![]() With the ability to manage thousands of data attributes per customer, banks can now not only identify their customers but also understand their needs, timing, and preferences. Illustration: VNA |
In the first half of 2024, a large commercial bank in Vietnam reported that its data system had reached a level of sophistication where it could manage 1,000 defined attributes per customer. This significant advancement sets the foundation for personalized services and enhanced customer experiences.
This data collection and management approach raises an intriguing question: Are modern retail banks beginning to resemble fast-moving consumer goods (FMCG) companies?
Consider the similarities: FMCG companies are known for attracting consumers through pricing, promotions, and convenience. In the banking sector, this is becoming a reality. Customers are no longer bound by traditional family ties or proximity when choosing a bank. Instead, they are opting for institutions that offer immediate value, such as cash-back rewards, fee-free transfers, promotional interest rates, or easy online credit access.
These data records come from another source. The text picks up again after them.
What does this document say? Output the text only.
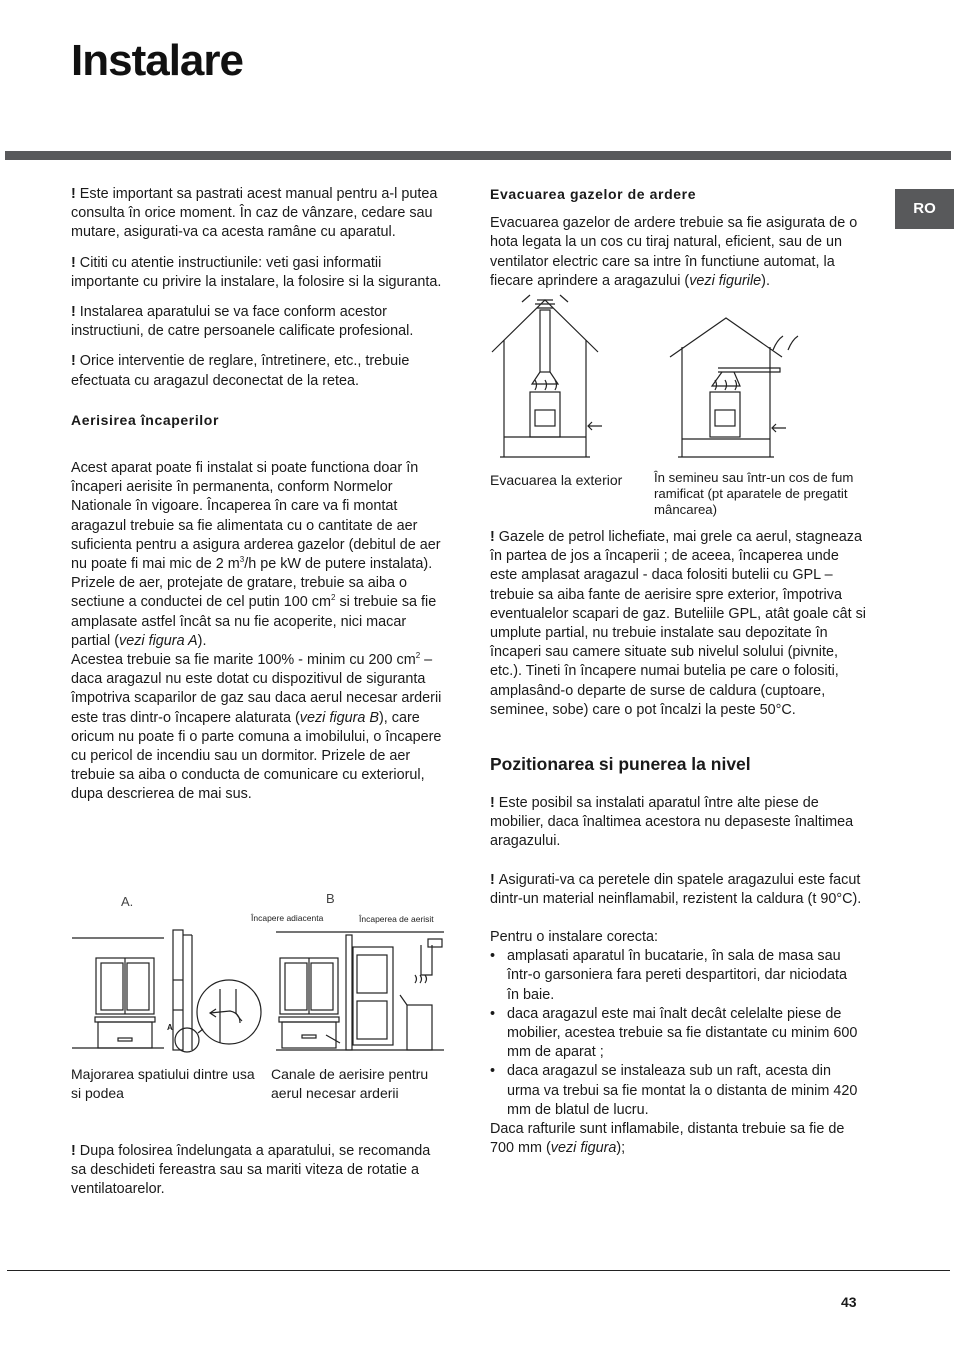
Instalare
RO

! Este important sa pastrati acest manual pentru a-l putea consulta în orice moment. În caz de vânzare, cedare sau mutare, asigurati-va ca acesta ramâne cu aparatul.

! Cititi cu atentie instructiunile: veti gasi informatii importante cu privire la instalare, la folosire si la siguranta.

! Instalarea aparatului se va face conform acestor instructiuni, de catre persoanele calificate profesional.

! Orice interventie de reglare, întretinere, etc., trebuie efectuata cu aragazul deconectat de la retea.

Aerisirea încaperilor

Acest aparat poate fi instalat si poate functiona doar în încaperi aerisite în permanenta, conform Normelor Nationale în vigoare. Încaperea în care va fi montat aragazul trebuie sa fie alimentata cu o cantitate de aer suficienta pentru a asigura arderea gazelor (debitul de aer nu poate fi mai mic de 2 $m^3/h$ pe kW de putere instalata).
Prizele de aer, protejate de gratare, trebuie sa aiba o sectiune a conductei de cel putin 100 $cm^2$ si trebuie sa fie amplasate astfel încât sa nu fie acoperite, nici macar partial (vezi figura A).
Acestea trebuie sa fie marite 100% - minim cu 200 $cm^2$ – daca aragazul nu este dotat cu dispozitivul de siguranta împotriva scaparilor de gaz sau daca aerul necesar arderii este tras dintr-o încapere alaturata (vezi figura B), care oricum nu poate fi o parte comuna a imobilului, o încapere cu pericol de incendiu sau un dormitor. Prizele de aer trebuie sa aiba o conducta de comunicare cu exteriorul, dupa descrierea de mai sus.
A.	B
Încapere adiacenta	Încaperea de aerisit
A
Majorarea spatiului dintre usa si podea
Canale de aerisire pentru aerul necesar arderii
! Dupa folosirea îndelungata a aparatului, se recomanda sa deschideti fereastra sau sa mariti viteza de rotatie a ventilatoarelor.

Evacuarea gazelor de ardere

Evacuarea gazelor de ardere trebuie sa fie asigurata de o hota legata la un cos cu tiraj natural, eficient, sau de un ventilator electric care sa intre în functiune automat, la fiecare aprindere a aragazului (vezi figurile).

Evacuarea la exterior	În semineu sau într-un cos de fum ramificat (pt aparatele de pregatit mâncarea)
! Gazele de petrol lichefiate, mai grele ca aerul, stagneaza în partea de jos a încaperii ; de aceea, încaperea unde este amplasat aragazul - daca folositi butelii cu GPL – trebuie sa aiba fante de aerisire spre exterior, împotriva eventualelor scapari de gaz. Buteliile GPL, atât goale cât si umplute partial, nu trebuie instalate sau depozitate în încaperi sau camere situate sub nivelul solului (pivnite, etc.). Tineti în încapere numai butelia pe care o folositi, amplasând-o departe de surse de caldura (cuptoare, seminee, sobe) care o pot încalzi la peste 50°C.
Pozitionarea si punerea la nivel
! Este posibil sa instalati aparatul între alte piese de mobilier, daca înaltimea acestora nu depaseste înaltimea aragazului.
! Asigurati-va ca peretele din spatele aragazului este facut dintr-un material neinflamabil, rezistent la caldura (t 90°C).
Pentru o instalare corecta:
• amplasati aparatul în bucatarie, în sala de masa sau într-o garsoniera fara pereti despartitori, dar niciodata în baie.
• daca aragazul este mai înalt decât celelalte piese de mobilier, acestea trebuie sa fie distantate cu minim 600 mm de aparat ;
• daca aragazul se instaleaza sub un raft, acesta din urma va trebui sa fie montat la o distanta de minim 420 mm de blatul de lucru.
Daca rafturile sunt inflamabile, distanta trebuie sa fie de 700 mm (vezi figura);
43
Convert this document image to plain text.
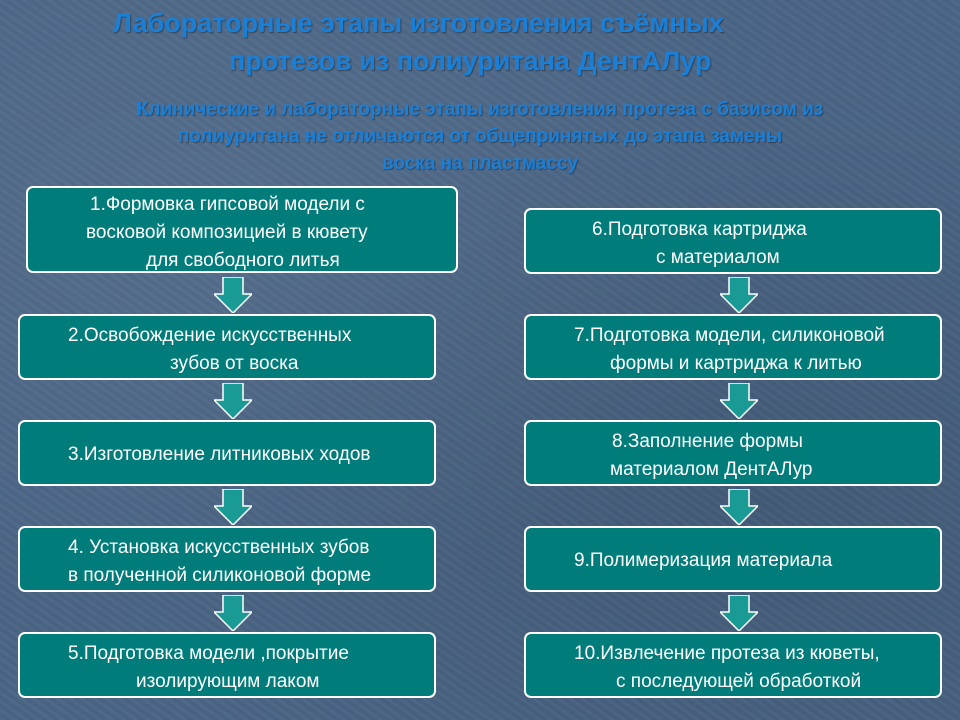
Лабораторные этапы изготовления съёмных
протезов из полиуритана ДентАЛур
Клинические и лабораторные этапы изготовления протеза с базисом из
полиуритана не отличаются от общепринятых до этапа замены
воска на пластмассу
1.Формовка гипсовой модели с
восковой композицией в кювету
для свободного литья
2.Освобождение искусственных
зубов от воска
3.Изготовление литниковых ходов
4. Установка искусственных зубов
в полученной силиконовой форме
5.Подготовка модели ,покрытие
изолирующим лаком
6.Подготовка картриджа
с материалом
7.Подготовка модели, силиконовой
формы и картриджа к литью
8.Заполнение формы
материалом ДентАЛур
9.Полимеризация материала
10.Извлечение протеза из кюветы,
с последующей обработкой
By managing thousands of data attributes per customer, banks can now not only identify you but also anticipate your needs, timing, and preferred methods. Just as a beverage brand can lose customers to a competitor’s attractive discount campaign, today’s bank customers are also willing to switch if they find a better deal elsewhere, making loyalty a luxury.
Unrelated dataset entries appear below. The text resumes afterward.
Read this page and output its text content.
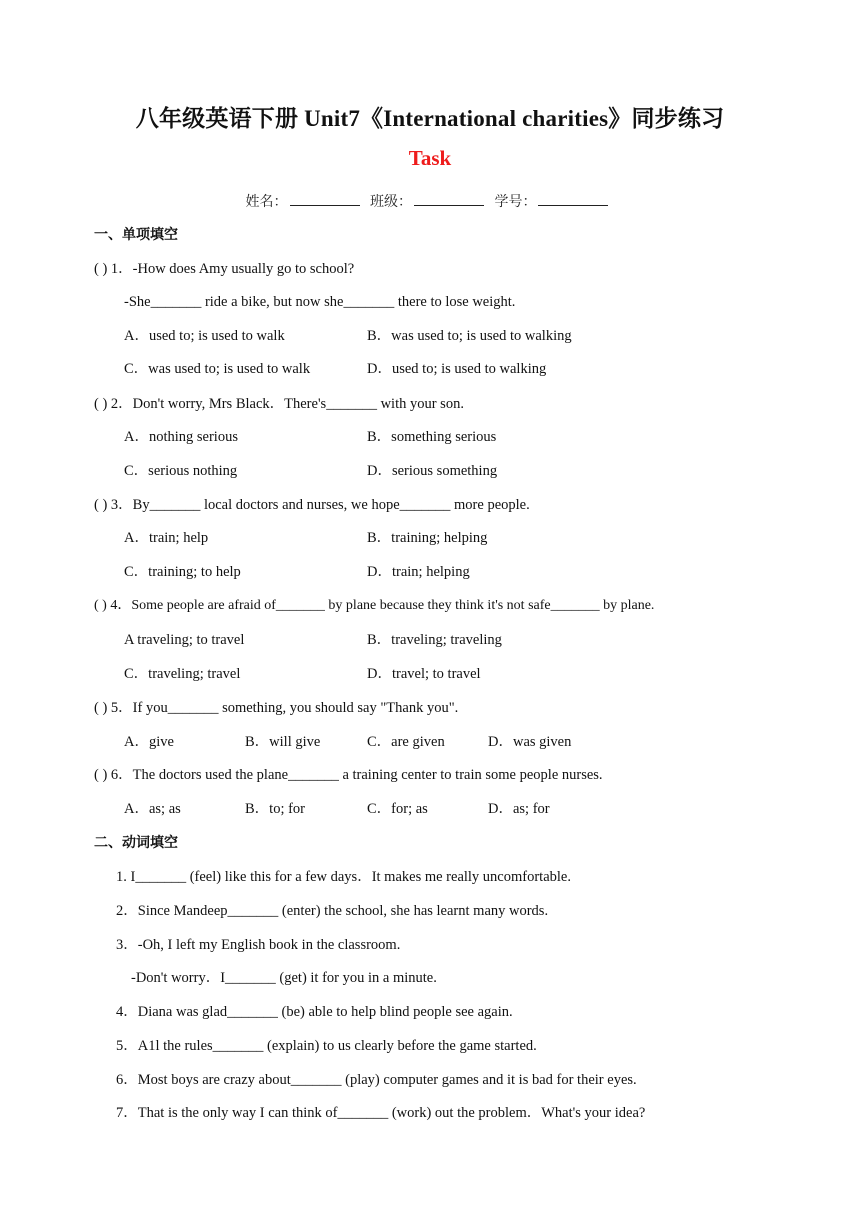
八年级英语下册 Unit7《International charities》同步练习
Task
姓名：	班级：	学号：
一、单项填空
( ) 1．-How does Amy usually go to school?
-She_______ ride a bike, but now she_______ there to lose weight.
A．used to; is used to walk	B．was used to; is used to walking
C．was used to; is used to walk	D．used to; is used to walking
( ) 2．Don't worry, Mrs Black．There's_______ with your son.
A．nothing serious	B．something serious
C．serious nothing	D．serious something
( ) 3．By_______ local doctors and nurses, we hope_______ more people.
A．train; help	B．training; helping
C．training; to help	D．train; helping
( ) 4．Some people are afraid of_______ by plane because they think it's not safe_______ by plane.
A traveling; to travel	B．traveling; traveling
C．traveling; travel	D．travel; to travel
( ) 5．If you_______ something, you should say "Thank you".
A．give	B．will give	C．are given	D．was given
( ) 6．The doctors used the plane_______ a training center to train some people nurses.
A．as; as	B．to; for	C．for; as	D．as; for
二、动词填空
1. I_______ (feel) like this for a few days．It makes me really uncomfortable.
2．Since Mandeep_______ (enter) the school, she has learnt many words.
3．-Oh, I left my English book in the classroom.
-Don't worry．I_______ (get) it for you in a minute.
4．Diana was glad_______ (be) able to help blind people see again.
5．A1l the rules_______ (explain) to us clearly before the game started.
6．Most boys are crazy about_______ (play) computer games and it is bad for their eyes.
7．That is the only way I can think of_______ (work) out the problem．What's your idea?
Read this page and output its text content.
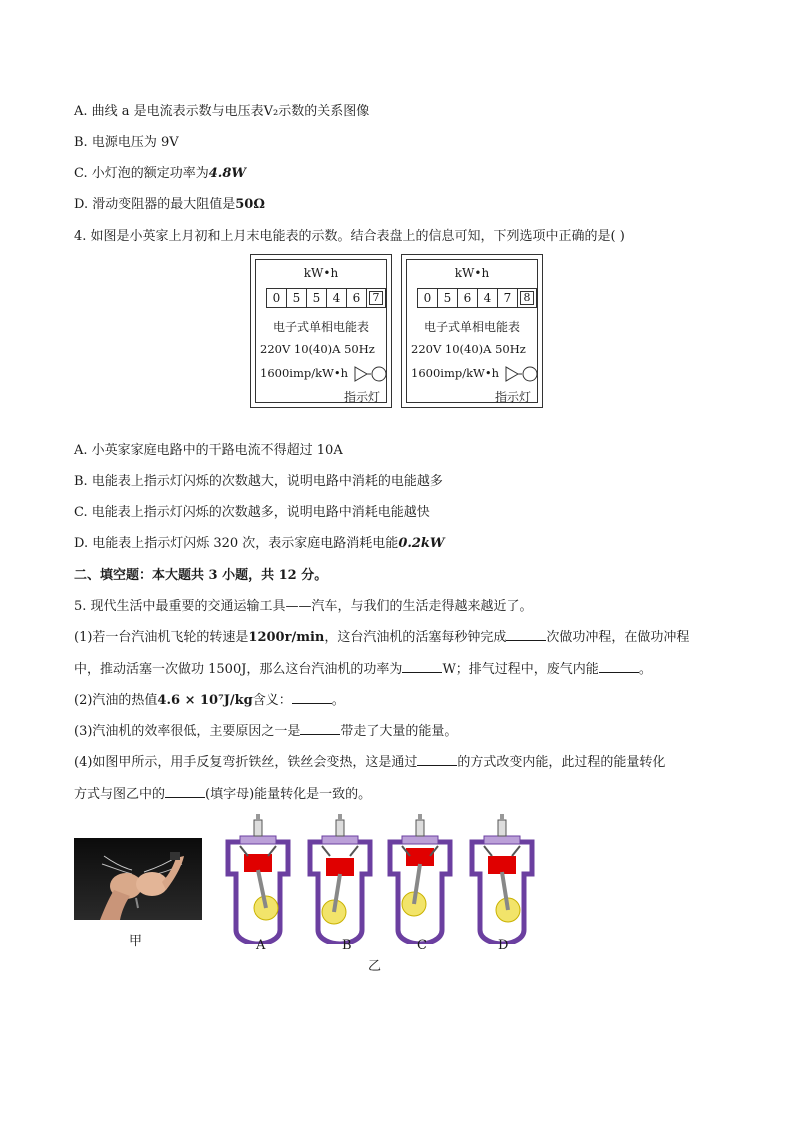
A. 曲线 a 是电流表示数与电压表V₂示数的关系图像
B. 电源电压为 9V
C. 小灯泡的额定功率为4.8W
D. 滑动变阻器的最大阻值是50Ω
4. 如图是小英家上月初和上月末电能表的示数。结合表盘上的信息可知，下列选项中正确的是( )
kW•h
0	5	5	4	6	7
电子式单相电能表
220V 10(40)A 50Hz
1600imp/kW•h
指示灯
kW•h
0	5	6	4	7	8
电子式单相电能表
220V 10(40)A 50Hz
1600imp/kW•h
指示灯
A. 小英家家庭电路中的干路电流不得超过 10A
B. 电能表上指示灯闪烁的次数越大，说明电路中消耗的电能越多
C. 电能表上指示灯闪烁的次数越多，说明电路中消耗电能越快
D. 电能表上指示灯闪烁 320 次，表示家庭电路消耗电能0.2kW
二、填空题：本大题共 3 小题，共 12 分。
5. 现代生活中最重要的交通运输工具——汽车，与我们的生活走得越来越近了。
(1)若一台汽油机飞轮的转速是1200r/min，这台汽油机的活塞每秒钟完成	次做功冲程，在做功冲程
中，推动活塞一次做功 1500J，那么这台汽油机的功率为	W；排气过程中，废气内能	。
(2)汽油的热值4.6 × 10⁷J/kg含义：	。
(3)汽油机的效率很低，主要原因之一是	带走了大量的能量。
(4)如图甲所示，用手反复弯折铁丝，铁丝会变热，这是通过	的方式改变内能，此过程的能量转化
方式与图乙中的	(填字母)能量转化是一致的。
甲	A	B	C	D
乙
A can of soda needs to taste good, but it also needs to have appealing packaging and be readily available on the shelf. Similarly, a modern banking app must be feature-rich, fast, user-friendly, and meet the ever-increasing expectations of customers.
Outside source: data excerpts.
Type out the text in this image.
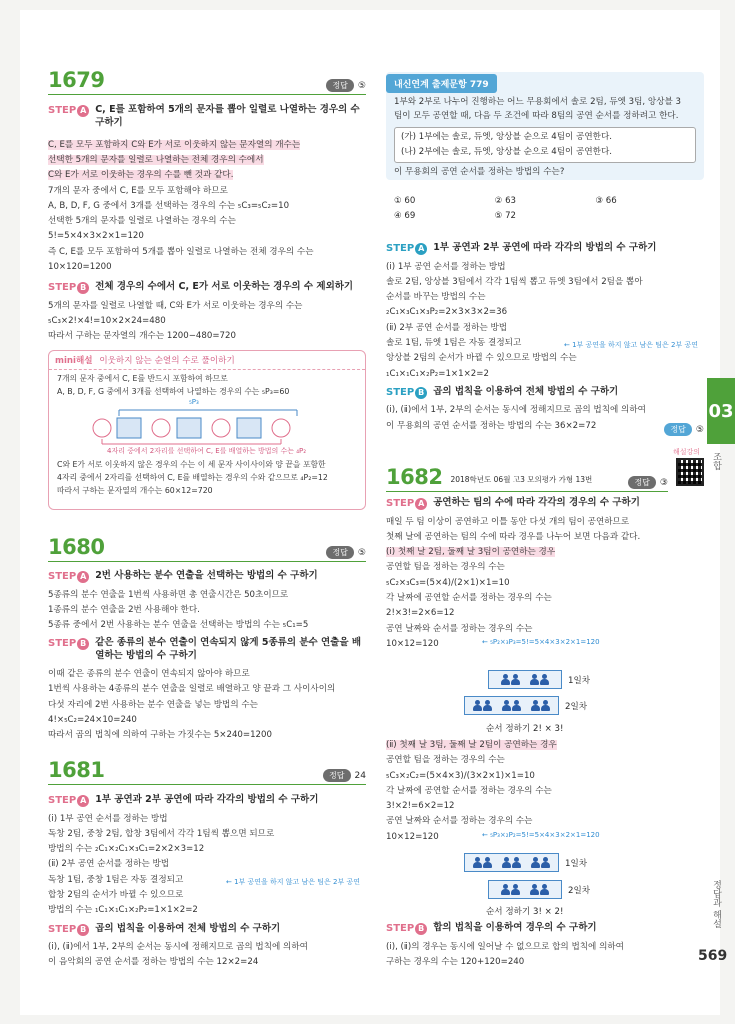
1679	정답	⑤
STEP A C, E를 포함하여 5개의 문자를 뽑아 일렬로 나열하는 경우의 수 구하기
C, E를 모두 포함하지 C와 E가 서로 이웃하지 않는 문자열의 개수는
선택한 5개의 문자를 일렬로 나열하는 전체 경우의 수에서
C와 E가 서로 이웃하는 경우의 수를 뺀 것과 같다.
7개의 문자 중에서 C, E를 모두 포함해야 하므로
A, B, D, F, G 중에서 3개를 선택하는 경우의 수는 ₅C₃=₅C₂=10
선택한 5개의 문자를 일렬로 나열하는 경우의 수는
5!=5×4×3×2×1=120
즉 C, E를 모두 포함하여 5개를 뽑아 일렬로 나열하는 전체 경우의 수는
10×120=1200
STEP B 전체 경우의 수에서 C, E가 서로 이웃하는 경우의 수 제외하기
5개의 문자를 일렬로 나열할 때, C와 E가 서로 이웃하는 경우의 수는
₅C₃×2!×4!=10×2×24=480
따라서 구하는 문자열의 개수는 1200−480=720
mini해설 이웃하지 않는 순열의 수로 풀이하기
7개의 문자 중에서 C, E를 반드시 포함하여 하므로
A, B, D, F, G 중에서 3개를 선택하여 나열하는 경우의 수는 ₅P₃=60
₅P₃
4자리 중에서 2자리를 선택하여 C, E를 배열하는 방법의 수는 ₄P₂
C와 E가 서로 이웃하지 않은 경우의 수는 이 세 문자 사이사이와 양 끝을 포함한
4자리 중에서 2자리를 선택하여 C, E를 배열하는 경우의 수와 같으므로 ₄P₂=12
따라서 구하는 문자열의 개수는 60×12=720
1680	정답	⑤
STEP A 2번 사용하는 분수 연출을 선택하는 방법의 수 구하기
5종류의 분수 연출을 1번씩 사용하면 총 연출시간은 50초이므로
1종류의 분수 연출을 2번 사용해야 한다.
5종류 중에서 2번 사용하는 분수 연출을 선택하는 방법의 수는 ₅C₁=5
STEP B 같은 종류의 분수 연출이 연속되지 않게 5종류의 분수 연출을 배열하는 방법의 수 구하기
이때 같은 종류의 분수 연출이 연속되지 않아야 하므로
1번씩 사용하는 4종류의 분수 연출을 일렬로 배열하고 양 끝과 그 사이사이의
다섯 자리에 2번 사용하는 분수 연출을 넣는 방법의 수는
4!×₅C₂=24×10=240
따라서 곱의 법칙에 의하여 구하는 가짓수는 5×240=1200
1681	정답	24
STEP A 1부 공연과 2부 공연에 따라 각각의 방법의 수 구하기
(ⅰ) 1부 공연 순서를 정하는 방법
독창 2팀, 중창 2팀, 합창 3팀에서 각각 1팀씩 뽑으면 되므로
방법의 수는 ₂C₁×₂C₁×₃C₁=2×2×3=12
(ⅱ) 2부 공연 순서를 정하는 방법
독창 1팀, 중창 1팀은 자동 결정되고
합창 2팀의 순서가 바뀔 수 있으므로
방법의 수는 ₁C₁×₁C₁×₂P₂=1×1×2=2
← 1부 공연을 하지 않고 남은 팀은 2부 공연
STEP B 곱의 법칙을 이용하여 전체 방법의 수 구하기
(ⅰ), (ⅱ)에서 1부, 2부의 순서는 동시에 정해지므로 곱의 법칙에 의하여
이 음악회의 공연 순서를 정하는 방법의 수는 12×2=24
내신연계 출제문항 779
1부와 2부로 나누어 진행하는 어느 무용회에서 솔로 2팀, 듀엣 3팀, 앙상블 3
팀이 모두 공연할 때, 다음 두 조건에 따라 8팀의 공연 순서를 정하려고 한다.
(가) 1부에는 솔로, 듀엣, 앙상블 순으로 4팀이 공연한다.
(나) 2부에는 솔로, 듀엣, 앙상블 순으로 4팀이 공연한다.
이 무용회의 공연 순서를 정하는 방법의 수는?
① 60	② 63	③ 66
④ 69	⑤ 72
STEP A 1부 공연과 2부 공연에 따라 각각의 방법의 수 구하기
(ⅰ) 1부 공연 순서를 정하는 방법
솔로 2팀, 앙상블 3팀에서 각각 1팀씩 뽑고 듀엣 3팀에서 2팀을 뽑아
순서를 바꾸는 방법의 수는
₂C₁×₃C₁×₃P₂=2×3×3×2=36
(ⅱ) 2부 공연 순서를 정하는 방법
솔로 1팀, 듀엣 1팀은 자동 결정되고
앙상블 2팀의 순서가 바뀔 수 있으므로 방법의 수는
₁C₁×₁C₁×₂P₂=1×1×2=2
← 1부 공연을 하지 않고 남은 팀은 2부 공연
STEP B 곱의 법칙을 이용하여 전체 방법의 수 구하기
(ⅰ), (ⅱ)에서 1부, 2부의 순서는 동시에 정해지므로 곱의 법칙에 의하여
이 무용회의 공연 순서를 정하는 방법의 수는 36×2=72	정답	⑤
1682 2018학년도 06월 고3 모의평가 가형 13번	정답	③
해설강의
STEP A 공연하는 팀의 수에 따라 각각의 경우의 수 구하기
매일 두 팀 이상이 공연하고 이틀 동안 다섯 개의 팀이 공연하므로
첫째 날에 공연하는 팀의 수에 따라 경우를 나누어 보면 다음과 같다.
(ⅰ) 첫째 날 2팀, 둘째 날 3팀이 공연하는 경우
공연할 팀을 정하는 경우의 수는
₅C₂×₃C₃=(5×4)/(2×1)×1=10
각 날짜에 공연할 순서를 정하는 경우의 수는
2!×3!=2×6=12
공연 날짜와 순서를 정하는 경우의 수는
10×12=120	← ₅P₂×₃P₃=5!=5×4×3×2×1=120
1일차
2일차
순서 정하기 2! × 3!
(ⅱ) 첫째 날 3팀, 둘째 날 2팀이 공연하는 경우
공연할 팀을 정하는 경우의 수는
₅C₃×₂C₂=(5×4×3)/(3×2×1)×1=10
각 날짜에 공연할 순서를 정하는 경우의 수는
3!×2!=6×2=12
공연 날짜와 순서를 정하는 경우의 수는
10×12=120	← ₅P₃×₂P₂=5!=5×4×3×2×1=120
1일차
2일차
순서 정하기 3! × 2!
STEP B 합의 법칙을 이용하여 경우의 수 구하기
(ⅰ), (ⅱ)의 경우는 동시에 일어날 수 없으므로 합의 법칙에 의하여
구하는 경우의 수는 120+120=240
03
조합
정답과 해설
569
Retail banking is thus exhibiting characteristics akin to FMCG in certain aspects, particularly in terms of customer substitutability and flexibility in switching between banks. This trend is prominent in the financial industry, driven by intensifying competition and the widespread adoption of digital technology.
Imagine a bank with millions of customer accounts, yet none are actively used. This could occur due to: (i) dormant accounts where customers cease transacting, opting to use other banks or e-wallets for their daily transactions and payments, (ii) a frustrating user experience with slow apps and clunky interfaces driving customers away, or (iii) a lack of technological innovation, where outdated systems fail to meet customers’ evolving needs, such as personal financial management (PFM), QR code payments, or quick loan approvals.
The race to digital transformation in the banking industry is accelerating rapidly. Banks that fail to adapt risk losing not only customers but also their market position.
By embracing data cleansing, system integration, and the application of artificial intelligence (AI) and machine learning in a comprehensive manner, Vietnamese banks can catch up with their global counterparts. This will enable them to break free from the challenges of data silos and incremental system improvements.